13. Bonus question: demonstrate how the food chain worked in the ten years following
the flood. Since all the trees would be dead, explain how the tree sloths and
koala bears managed.
Remember, creationism must prove first that it isn't utter nonsense. The minute
a creationist responds to any of the points above with a variation on "because
God magicked it that way," you have won, and the creationist has lost.
It's up to the creationist to use available evidence to show that creationism
isn't just sheer nonsense, and the fact is, they can't.
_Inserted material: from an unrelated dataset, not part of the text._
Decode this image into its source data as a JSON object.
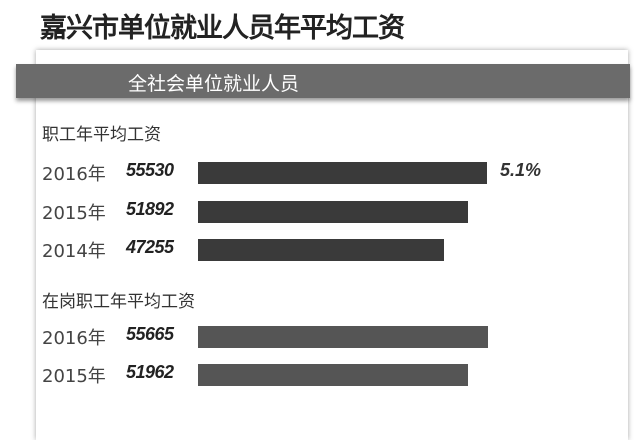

If they want to believe in it as part of their religion, they have that
right. And it means that the rest of us have the right to not be forced to believe
it, or support it with tax dollars. If they want to foist it off as science,
then they have to meet the same standards of provability that the rest of science
maintains.
As long as they are trying to foist this nonsense off as science, and not
as part of a private belief system, you have the right to get in their faces
and demonstrate the absurdity of their "theories". Do so.
The middle east was once the cultural and intellectual center of the world.
Algebra was invented there, and it sparked the European renaissance, made possible
by the weakening grasp of the church on the major cities in Europe.
Then it fell to religious fundamentalism, and the scientific and intellectual
community was suborned to accepting as true only the elements presented in the
Koran. The middle east fell from leadership and influence, permanently, and
today is of interest only because of its oil reserves and a propensity for violence.
Fundamentalism destroyed the intellectual and social leadership of the middle
east, and now it threatens to do the same for the United States.
Fundamentalists, striving to validate their beliefs at your expense, aren't
going to see that. God will provide, and all that.
But history shows that theocracies are inefficient, backwards, corrupt
and usually violent and nasty.
Get in their faces. They have the right to believe what they want. But
they will never have the right to tax you to support those beliefs, no matter
how much they try to disguise them as science.